Full-year capex plummeted from $2.655 billion in 2010 to just $226 million last year. Clearwire said it expects to spend between $300 million and $400 million in 2012 on rolling out LTE technology across its network, with total 2012 capex expected to be between $450 million and $550 million and weighted towards the second half of the year. All of that capex is expected to be covered by the approximately $687 million Clearwire will receive from Sprint Nextel as part of recently announced agreements.
Also impacting costs was a steep decrease in employees, which Clearwire said has plunged from a peak of 4,200 employees in 2010 to approximately 900 employees at the end of 2011. Much of that decrease has come from outsourcing of network operations and outright job cuts.
Clearwire also dramatically shrank its retail cost per gross customer addition from $420 during the fourth quarter of 2010 to just $259 in 2011. The drop was due to changes in its commission structure as well as less emphasis on its retail operations.
For the full year, Clearwire’s operating losses increased slightly from $2.163 billion in 2010 to a loss of $2.391 billion in 2011.
In connection with its LTE plans, Clearwire said it expects to have upgraded 5,000 of its current WiMAX sites to run both technologies by June 2013 on its way to upgrading 8,000 sites as part of the first phase of the roll out. Clearwire currently has approximately 16,000 cell sites providing coverage to 132 million potential customers.

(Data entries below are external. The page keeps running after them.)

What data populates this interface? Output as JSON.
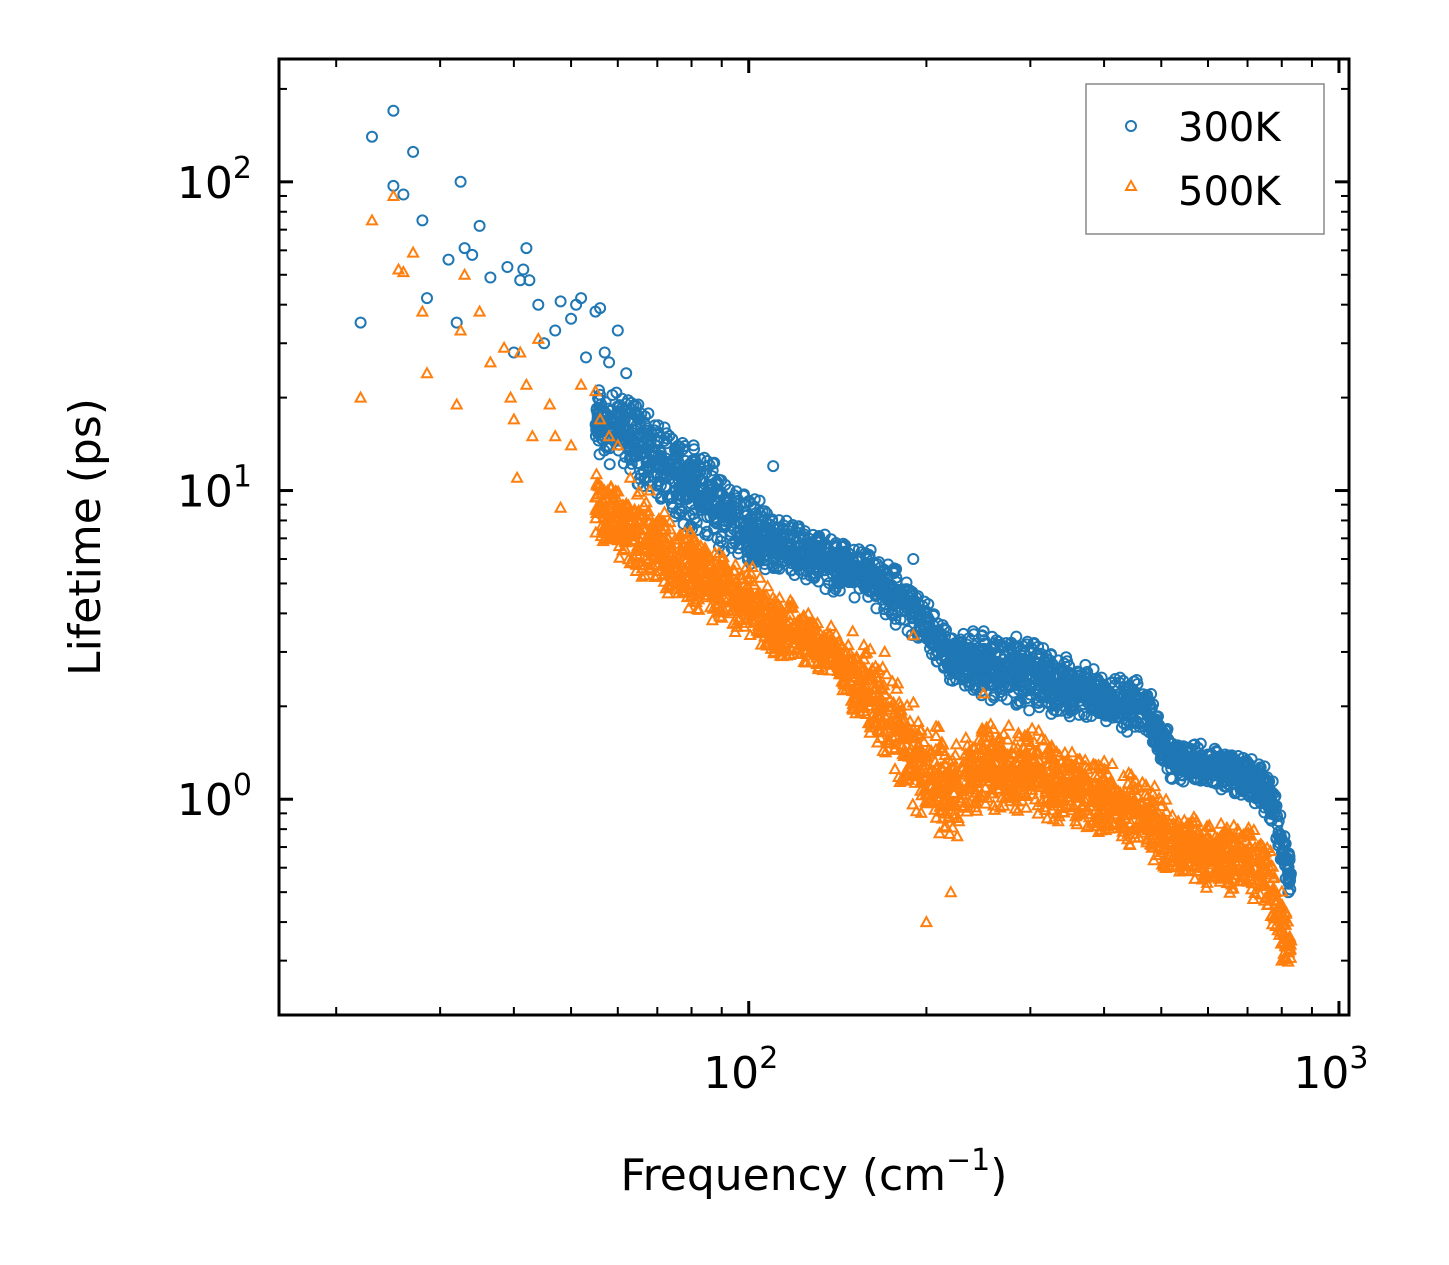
{
  "chart_data": {
    "type": "scatter",
    "xscale": "log",
    "yscale": "log",
    "xlim": [
      16,
      1040
    ],
    "ylim": [
      0.2,
      250
    ],
    "xlabel": "Frequency (cm",
    "xlabel_sup": "−1",
    "xlabel_end": ")",
    "ylabel": "Lifetime (ps)",
    "xticks": [
      {
        "value": 100,
        "base": "10",
        "exp": "2"
      },
      {
        "value": 1000,
        "base": "10",
        "exp": "3"
      }
    ],
    "yticks": [
      {
        "value": 1,
        "base": "10",
        "exp": "0"
      },
      {
        "value": 10,
        "base": "10",
        "exp": "1"
      },
      {
        "value": 100,
        "base": "10",
        "exp": "2"
      }
    ],
    "legend_position": "top-right",
    "series": [
      {
        "name": "300K",
        "marker": "circle",
        "color": "#1f77b4",
        "points": [
          [
            22,
            35
          ],
          [
            23,
            140
          ],
          [
            25,
            170
          ],
          [
            25,
            97
          ],
          [
            26,
            91
          ],
          [
            27,
            125
          ],
          [
            28,
            75
          ],
          [
            28.5,
            42
          ],
          [
            31,
            56
          ],
          [
            32,
            35
          ],
          [
            32.5,
            100
          ],
          [
            33,
            61
          ],
          [
            34,
            58
          ],
          [
            35,
            72
          ],
          [
            36.5,
            49
          ],
          [
            39,
            53
          ],
          [
            40,
            28
          ],
          [
            41,
            48
          ],
          [
            41.5,
            52
          ],
          [
            42,
            61
          ],
          [
            42.5,
            48
          ],
          [
            44,
            40
          ],
          [
            45,
            30
          ],
          [
            47,
            33
          ],
          [
            48,
            41
          ],
          [
            50,
            36
          ],
          [
            51,
            40
          ],
          [
            52,
            42
          ],
          [
            53,
            27
          ],
          [
            55,
            38
          ],
          [
            56,
            39
          ],
          [
            57,
            28
          ],
          [
            58,
            26
          ],
          [
            60,
            33
          ],
          [
            62,
            24
          ],
          [
            65,
            19
          ],
          [
            68,
            15
          ],
          [
            72,
            16
          ],
          [
            75,
            12
          ],
          [
            80,
            11
          ],
          [
            85,
            9
          ],
          [
            90,
            8.5
          ],
          [
            110,
            12
          ],
          [
            150,
            6
          ],
          [
            190,
            6
          ],
          [
            240,
            3.5
          ],
          [
            300,
            2.3
          ],
          [
            400,
            2.0
          ],
          [
            600,
            1.2
          ]
        ],
        "bands": [
          [
            [
              55,
              13,
              22
            ],
            [
              65,
              10,
              20
            ],
            [
              80,
              7,
              15
            ],
            [
              100,
              5.5,
              10
            ],
            [
              120,
              5.0,
              8.2
            ],
            [
              140,
              4.6,
              7.0
            ],
            [
              160,
              4.2,
              6.5
            ],
            [
              180,
              3.6,
              5.6
            ],
            [
              200,
              3.0,
              4.6
            ],
            [
              220,
              2.3,
              3.6
            ],
            [
              250,
              2.1,
              3.6
            ],
            [
              300,
              1.9,
              3.4
            ],
            [
              350,
              1.8,
              2.9
            ],
            [
              400,
              1.7,
              2.6
            ],
            [
              470,
              1.6,
              2.5
            ],
            [
              520,
              1.1,
              1.6
            ],
            [
              600,
              1.1,
              1.5
            ],
            [
              700,
              1.0,
              1.45
            ],
            [
              760,
              0.85,
              1.3
            ],
            [
              800,
              0.6,
              0.9
            ],
            [
              830,
              0.45,
              0.65
            ]
          ]
        ]
      },
      {
        "name": "500K",
        "marker": "triangle",
        "color": "#ff7f0e",
        "points": [
          [
            22,
            20
          ],
          [
            23,
            75
          ],
          [
            25,
            90
          ],
          [
            25.5,
            52
          ],
          [
            26,
            51
          ],
          [
            27,
            59
          ],
          [
            28,
            38
          ],
          [
            28.5,
            24
          ],
          [
            32,
            19
          ],
          [
            32.5,
            33
          ],
          [
            33,
            50
          ],
          [
            35,
            38
          ],
          [
            36.5,
            26
          ],
          [
            38.5,
            29
          ],
          [
            39.5,
            20
          ],
          [
            40,
            17
          ],
          [
            40.5,
            11
          ],
          [
            41,
            28
          ],
          [
            42,
            22
          ],
          [
            43,
            15
          ],
          [
            44,
            31
          ],
          [
            46,
            19
          ],
          [
            47,
            15
          ],
          [
            48,
            8.8
          ],
          [
            50,
            14
          ],
          [
            52,
            22
          ],
          [
            55,
            21
          ],
          [
            56,
            17
          ],
          [
            58,
            15
          ],
          [
            60,
            14
          ],
          [
            63,
            11
          ],
          [
            68,
            10
          ],
          [
            72,
            8.5
          ],
          [
            80,
            6
          ],
          [
            90,
            5
          ],
          [
            100,
            4.8
          ],
          [
            150,
            3.5
          ],
          [
            170,
            3.0
          ],
          [
            190,
            3.4
          ],
          [
            200,
            0.4
          ],
          [
            220,
            0.5
          ],
          [
            250,
            2.2
          ],
          [
            300,
            1.5
          ],
          [
            500,
            0.8
          ],
          [
            600,
            0.75
          ],
          [
            800,
            0.3
          ]
        ],
        "bands": [
          [
            [
              55,
              7,
              12
            ],
            [
              65,
              5.2,
              10
            ],
            [
              80,
              4.0,
              7.5
            ],
            [
              100,
              3.2,
              6.0
            ],
            [
              120,
              2.6,
              4.3
            ],
            [
              140,
              2.5,
              3.6
            ],
            [
              160,
              1.5,
              3.2
            ],
            [
              180,
              1.1,
              2.5
            ],
            [
              200,
              0.75,
              1.9
            ],
            [
              220,
              0.7,
              1.6
            ],
            [
              250,
              0.9,
              1.8
            ],
            [
              300,
              0.85,
              1.75
            ],
            [
              350,
              0.8,
              1.5
            ],
            [
              400,
              0.75,
              1.4
            ],
            [
              470,
              0.65,
              1.25
            ],
            [
              520,
              0.55,
              0.95
            ],
            [
              600,
              0.5,
              0.9
            ],
            [
              700,
              0.48,
              0.85
            ],
            [
              760,
              0.4,
              0.75
            ],
            [
              800,
              0.3,
              0.55
            ],
            [
              830,
              0.28,
              0.4
            ]
          ]
        ]
      }
    ]
  }
}
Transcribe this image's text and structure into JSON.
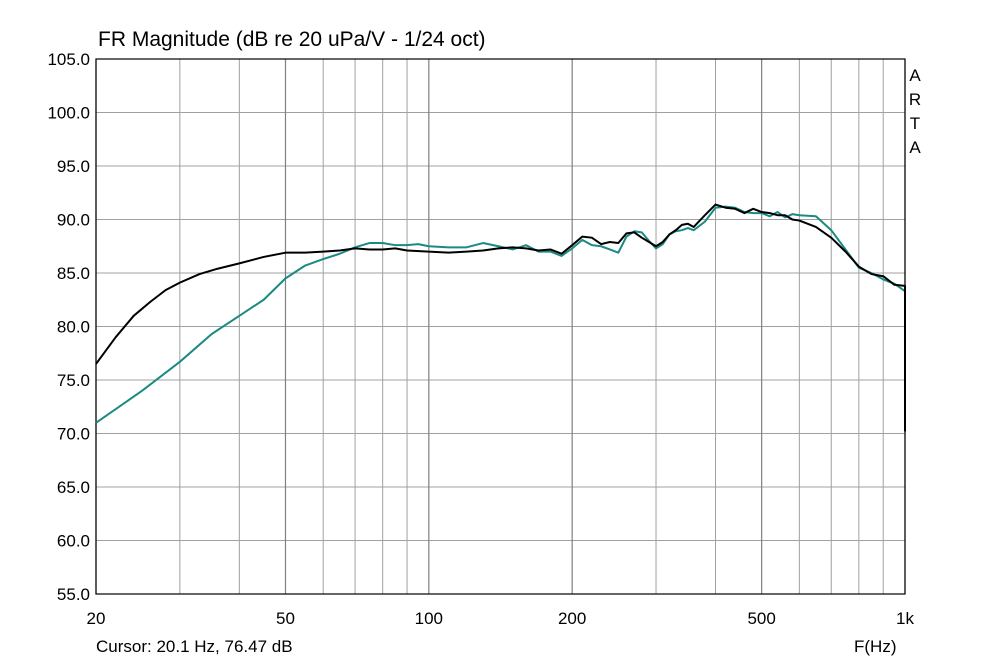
{
  "title": "FR Magnitude (dB re 20 uPa/V - 1/24 oct)",
  "cursor_text": "Cursor: 20.1 Hz, 76.47 dB",
  "x_unit_label": "F(Hz)",
  "brand_letters": [
    "A",
    "R",
    "T",
    "A"
  ],
  "colors": {
    "series_black": "#000000",
    "series_teal": "#1a8a84",
    "grid": "#a0a0a0",
    "axes": "#000000"
  },
  "chart_data": {
    "type": "line",
    "title": "FR Magnitude (dB re 20 uPa/V - 1/24 oct)",
    "xlabel": "F(Hz)",
    "ylabel": "",
    "x_scale": "log",
    "xlim": [
      20,
      1000
    ],
    "ylim": [
      55,
      105
    ],
    "grid": true,
    "x_ticks": [
      20,
      50,
      100,
      200,
      500,
      1000
    ],
    "x_tick_labels": [
      "20",
      "50",
      "100",
      "200",
      "500",
      "1k"
    ],
    "x_minor_grid": [
      30,
      40,
      60,
      70,
      80,
      90,
      300,
      400,
      600,
      700,
      800,
      900
    ],
    "y_ticks": [
      55,
      60,
      65,
      70,
      75,
      80,
      85,
      90,
      95,
      100,
      105
    ],
    "y_tick_labels": [
      "55.0",
      "60.0",
      "65.0",
      "70.0",
      "75.0",
      "80.0",
      "85.0",
      "90.0",
      "95.0",
      "100.0",
      "105.0"
    ],
    "series": [
      {
        "color": "#000000",
        "points": [
          [
            20,
            76.5
          ],
          [
            22,
            79
          ],
          [
            24,
            81
          ],
          [
            26,
            82.3
          ],
          [
            28,
            83.4
          ],
          [
            30,
            84.1
          ],
          [
            33,
            84.9
          ],
          [
            36,
            85.4
          ],
          [
            40,
            85.9
          ],
          [
            45,
            86.5
          ],
          [
            50,
            86.9
          ],
          [
            55,
            86.9
          ],
          [
            60,
            87.0
          ],
          [
            65,
            87.1
          ],
          [
            70,
            87.3
          ],
          [
            75,
            87.2
          ],
          [
            80,
            87.2
          ],
          [
            85,
            87.3
          ],
          [
            90,
            87.1
          ],
          [
            100,
            87.0
          ],
          [
            110,
            86.9
          ],
          [
            120,
            87.0
          ],
          [
            130,
            87.1
          ],
          [
            140,
            87.3
          ],
          [
            150,
            87.4
          ],
          [
            160,
            87.3
          ],
          [
            170,
            87.1
          ],
          [
            180,
            87.2
          ],
          [
            190,
            86.8
          ],
          [
            200,
            87.6
          ],
          [
            210,
            88.4
          ],
          [
            220,
            88.3
          ],
          [
            230,
            87.7
          ],
          [
            240,
            87.9
          ],
          [
            250,
            87.8
          ],
          [
            260,
            88.7
          ],
          [
            270,
            88.8
          ],
          [
            280,
            88.3
          ],
          [
            290,
            87.9
          ],
          [
            300,
            87.5
          ],
          [
            310,
            87.9
          ],
          [
            320,
            88.6
          ],
          [
            330,
            89.0
          ],
          [
            340,
            89.5
          ],
          [
            350,
            89.6
          ],
          [
            360,
            89.3
          ],
          [
            380,
            90.4
          ],
          [
            400,
            91.4
          ],
          [
            420,
            91.1
          ],
          [
            440,
            91.0
          ],
          [
            460,
            90.6
          ],
          [
            480,
            91.0
          ],
          [
            500,
            90.7
          ],
          [
            520,
            90.6
          ],
          [
            540,
            90.4
          ],
          [
            560,
            90.4
          ],
          [
            580,
            90.0
          ],
          [
            600,
            89.9
          ],
          [
            650,
            89.3
          ],
          [
            700,
            88.3
          ],
          [
            750,
            87.0
          ],
          [
            800,
            85.6
          ],
          [
            850,
            84.9
          ],
          [
            900,
            84.7
          ],
          [
            950,
            83.9
          ],
          [
            1000,
            83.8
          ],
          [
            1050,
            82.7
          ],
          [
            1100,
            80.5
          ],
          [
            1150,
            76.0
          ],
          [
            1170,
            70.2
          ]
        ]
      },
      {
        "color": "#1a8a84",
        "points": [
          [
            20,
            71.0
          ],
          [
            25,
            74.0
          ],
          [
            30,
            76.7
          ],
          [
            35,
            79.3
          ],
          [
            40,
            81.0
          ],
          [
            45,
            82.5
          ],
          [
            50,
            84.5
          ],
          [
            55,
            85.7
          ],
          [
            60,
            86.3
          ],
          [
            65,
            86.8
          ],
          [
            70,
            87.4
          ],
          [
            75,
            87.8
          ],
          [
            80,
            87.8
          ],
          [
            85,
            87.6
          ],
          [
            90,
            87.6
          ],
          [
            95,
            87.7
          ],
          [
            100,
            87.5
          ],
          [
            110,
            87.4
          ],
          [
            120,
            87.4
          ],
          [
            130,
            87.8
          ],
          [
            140,
            87.5
          ],
          [
            150,
            87.2
          ],
          [
            160,
            87.6
          ],
          [
            170,
            87.0
          ],
          [
            180,
            87.0
          ],
          [
            190,
            86.6
          ],
          [
            200,
            87.3
          ],
          [
            210,
            88.1
          ],
          [
            220,
            87.6
          ],
          [
            230,
            87.5
          ],
          [
            240,
            87.2
          ],
          [
            250,
            86.9
          ],
          [
            260,
            88.4
          ],
          [
            270,
            88.9
          ],
          [
            280,
            88.8
          ],
          [
            290,
            88.0
          ],
          [
            300,
            87.3
          ],
          [
            310,
            87.7
          ],
          [
            320,
            88.6
          ],
          [
            330,
            88.9
          ],
          [
            340,
            89.0
          ],
          [
            350,
            89.2
          ],
          [
            360,
            89.0
          ],
          [
            380,
            89.8
          ],
          [
            400,
            91.1
          ],
          [
            420,
            91.2
          ],
          [
            440,
            91.1
          ],
          [
            460,
            90.7
          ],
          [
            480,
            90.6
          ],
          [
            500,
            90.6
          ],
          [
            520,
            90.3
          ],
          [
            540,
            90.7
          ],
          [
            560,
            90.2
          ],
          [
            580,
            90.5
          ],
          [
            600,
            90.4
          ],
          [
            650,
            90.3
          ],
          [
            700,
            89.0
          ],
          [
            750,
            87.2
          ],
          [
            800,
            85.5
          ],
          [
            850,
            85.0
          ],
          [
            900,
            84.4
          ],
          [
            950,
            84.0
          ],
          [
            1000,
            83.3
          ],
          [
            1050,
            82.5
          ],
          [
            1100,
            79.0
          ],
          [
            1150,
            75.0
          ],
          [
            1170,
            70.2
          ]
        ]
      }
    ]
  }
}
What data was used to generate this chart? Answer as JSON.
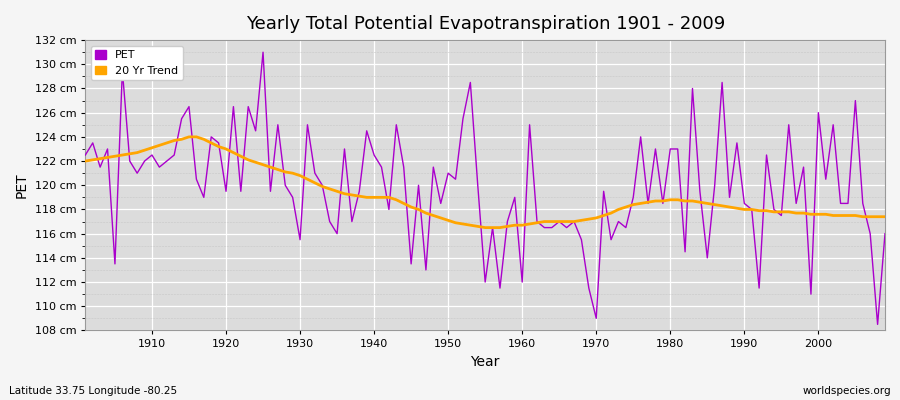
{
  "title": "Yearly Total Potential Evapotranspiration 1901 - 2009",
  "xlabel": "Year",
  "ylabel": "PET",
  "subtitle_left": "Latitude 33.75 Longitude -80.25",
  "subtitle_right": "worldspecies.org",
  "pet_color": "#AA00CC",
  "trend_color": "#FFA500",
  "background_color": "#DCDCDC",
  "fig_background": "#F5F5F5",
  "ylim": [
    108,
    132
  ],
  "ytick_labels": [
    "108 cm",
    "110 cm",
    "112 cm",
    "114 cm",
    "116 cm",
    "118 cm",
    "120 cm",
    "122 cm",
    "124 cm",
    "126 cm",
    "128 cm",
    "130 cm",
    "132 cm"
  ],
  "ytick_values": [
    108,
    110,
    112,
    114,
    116,
    118,
    120,
    122,
    124,
    126,
    128,
    130,
    132
  ],
  "years": [
    1901,
    1902,
    1903,
    1904,
    1905,
    1906,
    1907,
    1908,
    1909,
    1910,
    1911,
    1912,
    1913,
    1914,
    1915,
    1916,
    1917,
    1918,
    1919,
    1920,
    1921,
    1922,
    1923,
    1924,
    1925,
    1926,
    1927,
    1928,
    1929,
    1930,
    1931,
    1932,
    1933,
    1934,
    1935,
    1936,
    1937,
    1938,
    1939,
    1940,
    1941,
    1942,
    1943,
    1944,
    1945,
    1946,
    1947,
    1948,
    1949,
    1950,
    1951,
    1952,
    1953,
    1954,
    1955,
    1956,
    1957,
    1958,
    1959,
    1960,
    1961,
    1962,
    1963,
    1964,
    1965,
    1966,
    1967,
    1968,
    1969,
    1970,
    1971,
    1972,
    1973,
    1974,
    1975,
    1976,
    1977,
    1978,
    1979,
    1980,
    1981,
    1982,
    1983,
    1984,
    1985,
    1986,
    1987,
    1988,
    1989,
    1990,
    1991,
    1992,
    1993,
    1994,
    1995,
    1996,
    1997,
    1998,
    1999,
    2000,
    2001,
    2002,
    2003,
    2004,
    2005,
    2006,
    2007,
    2008,
    2009
  ],
  "pet_values": [
    122.5,
    123.5,
    121.5,
    123.0,
    113.5,
    129.5,
    122.0,
    121.0,
    122.0,
    122.5,
    121.5,
    122.0,
    122.5,
    125.5,
    126.5,
    120.5,
    119.0,
    124.0,
    123.5,
    119.5,
    126.5,
    119.5,
    126.5,
    124.5,
    131.0,
    119.5,
    125.0,
    120.0,
    119.0,
    115.5,
    125.0,
    121.0,
    120.0,
    117.0,
    116.0,
    123.0,
    117.0,
    119.5,
    124.5,
    122.5,
    121.5,
    118.0,
    125.0,
    121.5,
    113.5,
    120.0,
    113.0,
    121.5,
    118.5,
    121.0,
    120.5,
    125.5,
    128.5,
    120.0,
    112.0,
    116.5,
    111.5,
    117.0,
    119.0,
    112.0,
    125.0,
    117.0,
    116.5,
    116.5,
    117.0,
    116.5,
    117.0,
    115.5,
    111.5,
    109.0,
    119.5,
    115.5,
    117.0,
    116.5,
    119.0,
    124.0,
    118.5,
    123.0,
    118.5,
    123.0,
    123.0,
    114.5,
    128.0,
    119.5,
    114.0,
    120.0,
    128.5,
    119.0,
    123.5,
    118.5,
    118.0,
    111.5,
    122.5,
    118.0,
    117.5,
    125.0,
    118.5,
    121.5,
    111.0,
    126.0,
    120.5,
    125.0,
    118.5,
    118.5,
    127.0,
    118.5,
    116.0,
    108.5,
    116.0
  ],
  "trend_values": [
    122.0,
    122.1,
    122.2,
    122.3,
    122.4,
    122.5,
    122.6,
    122.7,
    122.9,
    123.1,
    123.3,
    123.5,
    123.7,
    123.8,
    124.0,
    124.0,
    123.8,
    123.5,
    123.2,
    123.0,
    122.7,
    122.4,
    122.1,
    121.9,
    121.7,
    121.5,
    121.3,
    121.1,
    121.0,
    120.8,
    120.5,
    120.2,
    119.9,
    119.7,
    119.5,
    119.3,
    119.2,
    119.1,
    119.0,
    119.0,
    119.0,
    119.0,
    118.8,
    118.5,
    118.2,
    118.0,
    117.7,
    117.5,
    117.3,
    117.1,
    116.9,
    116.8,
    116.7,
    116.6,
    116.5,
    116.5,
    116.5,
    116.6,
    116.7,
    116.7,
    116.8,
    116.9,
    117.0,
    117.0,
    117.0,
    117.0,
    117.0,
    117.1,
    117.2,
    117.3,
    117.5,
    117.7,
    118.0,
    118.2,
    118.4,
    118.5,
    118.6,
    118.7,
    118.7,
    118.8,
    118.8,
    118.7,
    118.7,
    118.6,
    118.5,
    118.4,
    118.3,
    118.2,
    118.1,
    118.0,
    118.0,
    117.9,
    117.9,
    117.8,
    117.8,
    117.8,
    117.7,
    117.7,
    117.6,
    117.6,
    117.6,
    117.5,
    117.5,
    117.5,
    117.5,
    117.4,
    117.4,
    117.4,
    117.4
  ]
}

As part of the upgrades, Clearwire said most would be simple channel card updates that should not require any modifications to the site or impact lease agreements, though some of the older markets could require more intensive radio and antenna modifications.
Clearwire’s management also had little to say regarding this week’s news from the Federal Communications Commission barring LightSquared from having access to its 1.6 GHz spectrum assets in order to construct a wholesale LTE network due to continued interference concerns. Many see the news as a positive for Clearwire as it will remain one of the dominate wholesale providers for mobile broadband services.
“As far as LightSquared’s concerned, what I would tell you is that we continue to field a lot of inbound inquiries in terms of wholesale deals,” said Clearwire CEO Erik Prusch during a question-and-answer session. “But we’re pleased with the pipeline of opportunities that we’ve got in front of us and that’s about as far that I’d like to go with that.”
As for future funding needs, Clearwire hinted that it could still be in a position to sell off some of its vast spectrum holdings in the 2.5 GHz band should it find an interested party. The carrier currently has an average of around 150 megahertz of spectrum across most of the country in that band, and said that it would likely need between 80 and 100 megahertz to fulfill its spectrum needs for both LTE and WiMAX services. Clearwire had previously said it would look at potentially selling off some excess spectrum to help fund capital needs, though it backed off that move last year after securing funds through other sources.
Analysts said they expect Clearwire to focus its efforts on attracting wholesale customers, though a spectrum sale could also be in the cards.
“Given the recent capital raising activities are now behind it for the near term, we believe this is the major focus of senior management at this time,” explained Wells Fargo Securities in a research note. “We would also not rule out a sale of some of its spectrum assets. Management alluded to the fact it may have more spectrum that it actually needs on its earnings call.”